Saudi private schools increase fees in response to $2,500 teacher levy

The new regulation applies to staff not sponsored by the school



Private and community schools in Saudi Arabia are reportedly increasing fees in response to a new levy on teachers not under their sponsorship.

Saudi Gazette reports that the Ajeer programme designed to regulate temporary workers was announced in 2015 but will only be enforced from April 1.

The fee for each expat teacher or employee not under a private or community school’s sponsorship is SAR9,500 ($2,533) per year compared to SAR1,500 ($400) for Saudi government schools.

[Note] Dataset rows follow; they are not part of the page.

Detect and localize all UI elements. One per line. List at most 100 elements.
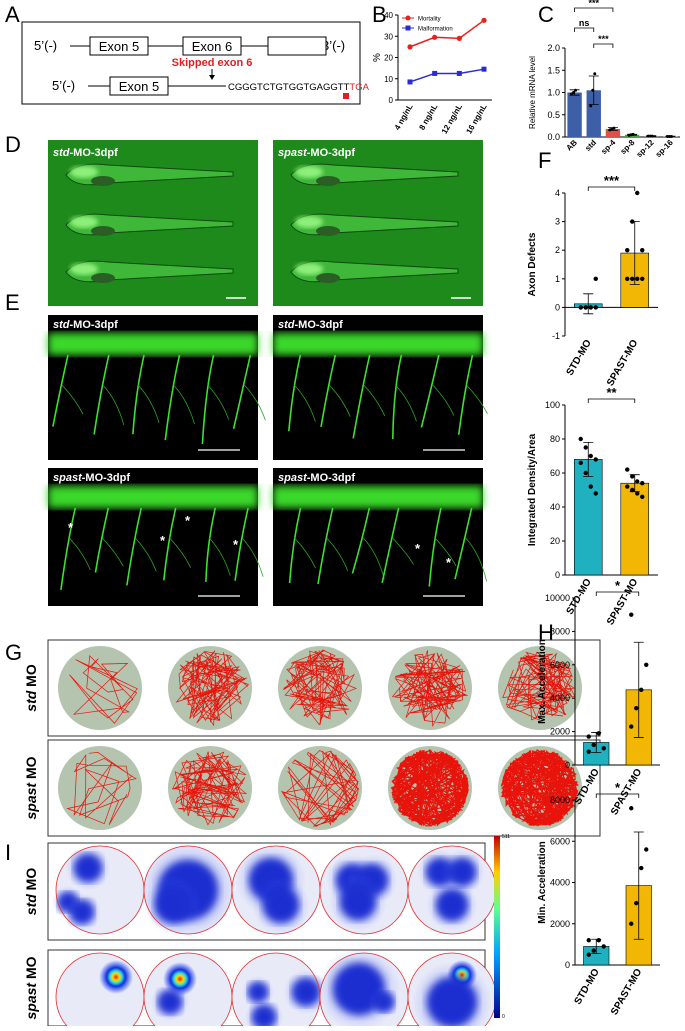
y-tick-label: 4000 xyxy=(550,693,570,703)
data-point xyxy=(579,305,583,309)
spinal-cord xyxy=(273,333,483,355)
data-point xyxy=(630,219,634,223)
data-point xyxy=(589,454,593,458)
point xyxy=(407,44,412,49)
data-point xyxy=(639,688,643,692)
y-tick-label: 0 xyxy=(389,96,394,105)
y-tick-label: 2.0 xyxy=(547,43,560,53)
data-point xyxy=(594,277,598,281)
fish-head xyxy=(295,263,323,275)
image-label: spast-MO-3dpf xyxy=(278,472,355,484)
data-point xyxy=(612,127,615,130)
y-tick-label: 1.5 xyxy=(547,65,560,75)
arena xyxy=(58,746,142,830)
colorbar-min: 0 xyxy=(502,1014,505,1020)
gene-name: std xyxy=(278,319,295,331)
y-tick-label: 20 xyxy=(550,536,560,546)
spinal-cord xyxy=(48,486,258,508)
colorbar xyxy=(494,836,500,1018)
panel-letter: I xyxy=(5,840,11,865)
heat-blob xyxy=(436,889,468,921)
heat-blob xyxy=(99,960,133,994)
fish-head xyxy=(295,216,323,228)
heat-blob xyxy=(158,990,182,1014)
data-point xyxy=(589,305,593,309)
label-suffix: -MO-3dpf xyxy=(307,147,356,159)
data-point xyxy=(593,72,596,75)
significance-label: *** xyxy=(588,0,599,8)
x-tick-label: STD-MO xyxy=(565,338,594,378)
y-axis-label: Relative mRNA level xyxy=(528,56,537,129)
significance-label: *** xyxy=(604,173,620,188)
data-point xyxy=(584,305,588,309)
y-tick-label: 0.5 xyxy=(547,110,560,120)
y-tick-label: 0 xyxy=(565,760,570,770)
y-axis-label: Axon Defects xyxy=(527,232,538,296)
five-prime: 5’(-) xyxy=(52,78,75,93)
y-tick-label: 6000 xyxy=(550,836,570,846)
heat-blob xyxy=(155,887,191,923)
data-point xyxy=(639,866,643,870)
data-point xyxy=(630,474,634,478)
image-label: std-MO-3dpf xyxy=(278,319,343,331)
data-point xyxy=(629,724,633,728)
data-point xyxy=(635,191,639,195)
data-point xyxy=(602,944,606,948)
point xyxy=(457,71,462,76)
fish-yolk xyxy=(316,176,340,186)
y-tick-label: 4000 xyxy=(550,878,570,888)
heat-blob xyxy=(70,900,94,924)
exon-label: Exon 5 xyxy=(99,39,139,54)
x-tick-label: 4 ng/nL xyxy=(393,102,415,131)
x-tick-label: SPAST-MO xyxy=(605,577,640,627)
data-point xyxy=(579,461,583,465)
gene-name: std xyxy=(53,319,70,331)
data-point xyxy=(587,938,591,942)
gene-name: std xyxy=(23,894,39,915)
y-tick-label: 20 xyxy=(384,54,393,63)
panel-letter: G xyxy=(5,640,22,665)
point xyxy=(457,36,462,41)
data-point xyxy=(594,305,598,309)
data-point xyxy=(587,952,591,956)
data-point xyxy=(589,484,593,488)
legend-label: Mortality xyxy=(418,17,441,23)
y-tick-label: 100 xyxy=(545,400,560,410)
y-tick-label: 1 xyxy=(555,274,560,284)
data-point xyxy=(594,491,598,495)
series-line xyxy=(410,69,484,82)
data-point xyxy=(630,277,634,281)
significance-label: *** xyxy=(598,34,609,44)
fish-head xyxy=(70,216,98,228)
gene-name: spast xyxy=(53,472,83,484)
y-tick-label: -1 xyxy=(552,331,560,341)
point xyxy=(408,79,413,84)
data-point xyxy=(625,248,629,252)
bar xyxy=(567,93,581,138)
heat-blob xyxy=(374,992,394,1012)
y-tick-label: 40 xyxy=(384,11,393,20)
data-point xyxy=(584,471,588,475)
image-label: std-MO-3dpf xyxy=(53,147,118,159)
y-tick-label: 6000 xyxy=(550,660,570,670)
label-suffix: -MO-3dpf xyxy=(295,319,344,331)
label-suffix: MO xyxy=(23,868,39,895)
x-tick-label: 8 ng/nL xyxy=(417,102,439,131)
y-tick-label: 0 xyxy=(555,302,560,312)
point xyxy=(481,18,486,23)
data-point xyxy=(634,706,638,710)
y-tick-label: 8000 xyxy=(550,626,570,636)
data-point xyxy=(640,495,644,499)
fish-yolk xyxy=(316,273,340,283)
data-point xyxy=(640,248,644,252)
x-tick-label: 16 ng/nL xyxy=(464,102,488,135)
data-point xyxy=(651,135,654,138)
x-tick-label: sp-4 xyxy=(599,138,617,156)
data-point xyxy=(630,488,634,492)
data-point xyxy=(635,479,639,483)
bar xyxy=(621,483,649,575)
significance-bracket xyxy=(575,8,613,12)
label-suffix: -MO-3dpf xyxy=(70,147,119,159)
legend-label: Malformation xyxy=(418,27,453,33)
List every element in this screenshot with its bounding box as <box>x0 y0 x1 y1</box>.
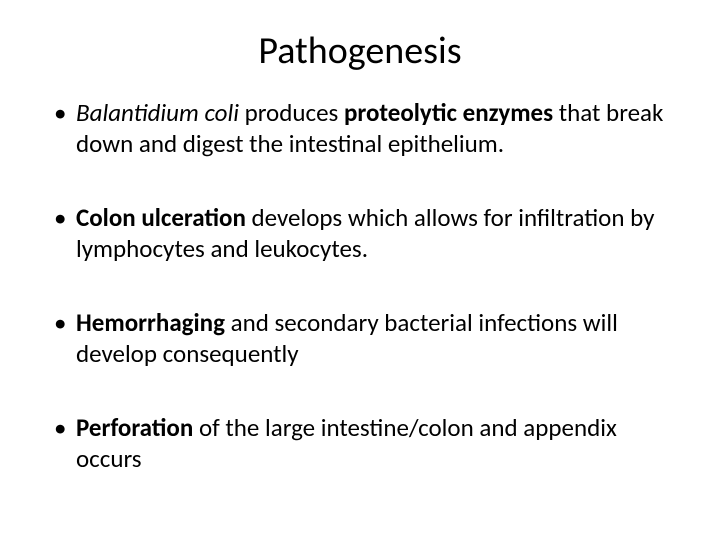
italic-text: Balantidium coli <box>76 97 239 128</box>
bold-text: proteolytic enzymes <box>344 97 553 128</box>
list-item: Hemorrhaging and secondary bacterial inf… <box>50 308 670 369</box>
plain-text: produces <box>239 97 344 128</box>
list-item: Perforation of the large intestine/colon… <box>50 413 670 474</box>
slide-title: Pathogenesis <box>50 28 670 74</box>
bullet-list: Balantidium coli produces proteolytic en… <box>50 98 670 474</box>
list-item: Balantidium coli produces proteolytic en… <box>50 98 670 159</box>
list-item: Colon ulceration develops which allows f… <box>50 203 670 264</box>
bold-text: Hemorrhaging <box>76 307 225 338</box>
bold-text: Colon ulceration <box>76 202 246 233</box>
bold-text: Perforation <box>76 412 193 443</box>
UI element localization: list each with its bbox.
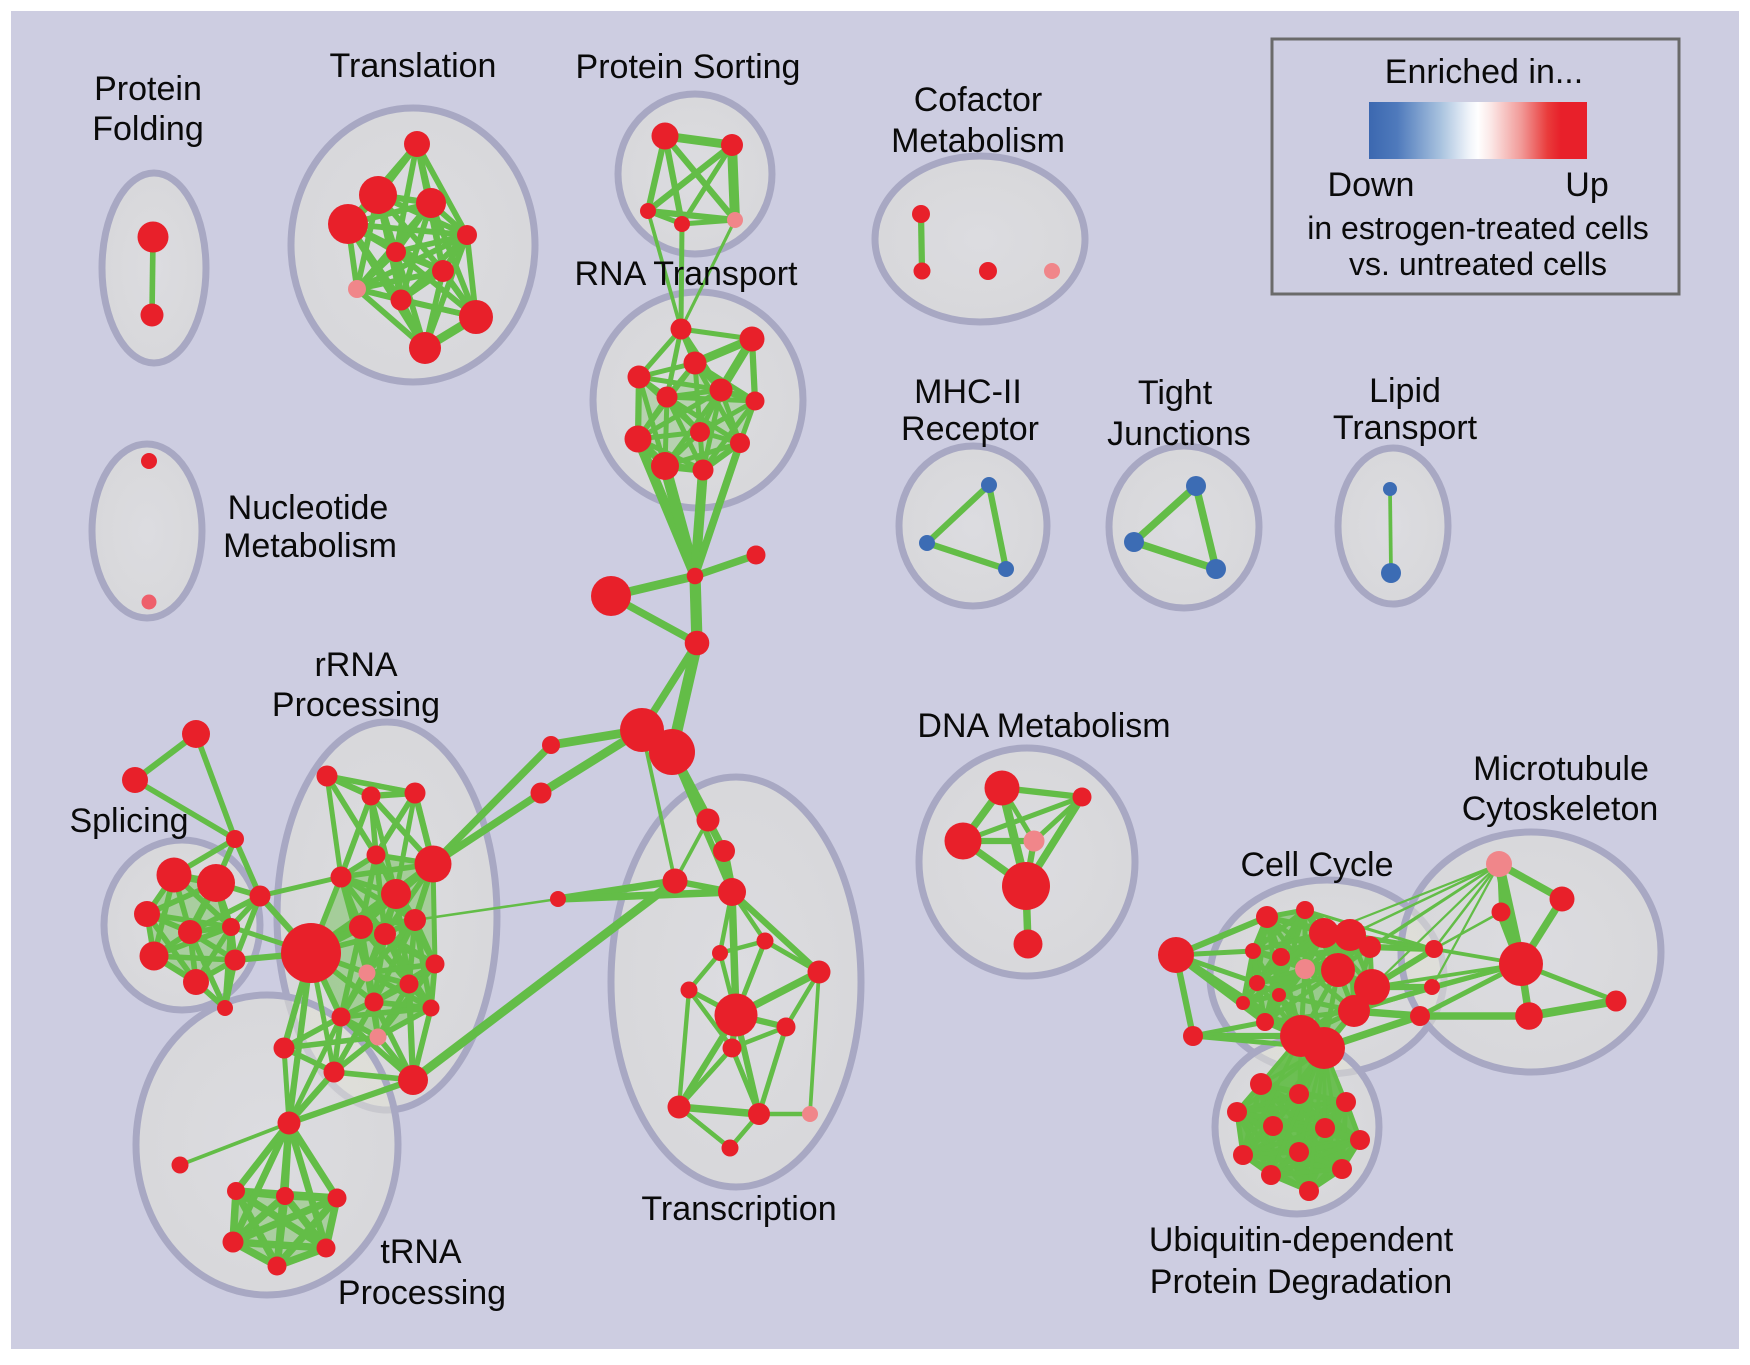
svg-text:Processing: Processing: [272, 686, 440, 724]
svg-text:Receptor: Receptor: [901, 410, 1039, 448]
svg-text:Microtubule: Microtubule: [1473, 750, 1649, 788]
svg-text:Protein Sorting: Protein Sorting: [576, 48, 801, 86]
svg-text:Down: Down: [1328, 166, 1415, 204]
svg-text:tRNA: tRNA: [380, 1233, 462, 1271]
svg-text:Cofactor: Cofactor: [914, 81, 1043, 119]
svg-text:Transport: Transport: [1333, 409, 1478, 447]
svg-text:Splicing: Splicing: [69, 802, 188, 840]
svg-text:Protein: Protein: [94, 70, 202, 108]
svg-text:DNA Metabolism: DNA Metabolism: [917, 707, 1170, 745]
svg-text:Folding: Folding: [92, 110, 204, 148]
svg-text:RNA Transport: RNA Transport: [575, 255, 799, 293]
svg-text:Up: Up: [1565, 166, 1608, 204]
svg-text:Cell Cycle: Cell Cycle: [1240, 846, 1393, 884]
svg-text:Processing: Processing: [338, 1274, 506, 1312]
svg-text:Cytoskeleton: Cytoskeleton: [1462, 790, 1659, 828]
svg-text:Lipid: Lipid: [1369, 372, 1441, 410]
svg-text:Tight: Tight: [1138, 374, 1213, 412]
svg-text:Protein Degradation: Protein Degradation: [1150, 1263, 1452, 1301]
svg-text:Junctions: Junctions: [1107, 415, 1251, 453]
svg-text:rRNA: rRNA: [314, 646, 397, 684]
svg-text:Translation: Translation: [330, 47, 497, 85]
svg-text:in estrogen-treated cells: in estrogen-treated cells: [1307, 210, 1649, 246]
svg-text:vs. untreated cells: vs. untreated cells: [1349, 246, 1607, 282]
svg-text:Enriched in...: Enriched in...: [1385, 53, 1583, 91]
svg-text:Ubiquitin-dependent: Ubiquitin-dependent: [1149, 1221, 1454, 1259]
svg-text:Metabolism: Metabolism: [223, 527, 397, 565]
svg-text:Metabolism: Metabolism: [891, 122, 1065, 160]
svg-text:Nucleotide: Nucleotide: [228, 489, 389, 527]
svg-text:Transcription: Transcription: [641, 1190, 836, 1228]
svg-text:MHC-II: MHC-II: [914, 373, 1022, 411]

As a result, international schools are expected to be hit particularly hard as a significant percentage of staff are the wives or daughters of expat workers and registered under a dependent visa rather than sponsored by institutions.

The publication said most schools were increasing fees in response including International Indian School in Dammam, where the annual fee has gone up by SAR15 ($4), an admission fee from SAR1,000 ($267) to SAR1,500 and a concession for the second child of a parent has been scrapped.

More than 700 of the school’s roughly 1,000 teachers are women under the sponsorship of their husband or parents and it is making them pay 50 per cent of the SAR9,500 levy themselves, according to the report.

Non-sponsored staff are typically only earning SAR1,800-SAR4,000 ($480-$1067) a month, it said.

International Indian School in Riyadh has also increased fees and dozens of others following the curriculums of countries including Pakistan, the Philippines and Bangladesh are planning similar changes, the publication said.

The imposition of the new levy comes as the government seeks private sector companies to construct and manage 1,600 schools.

The first stage of the plan includes 600 schools in Makkah and Jeddah.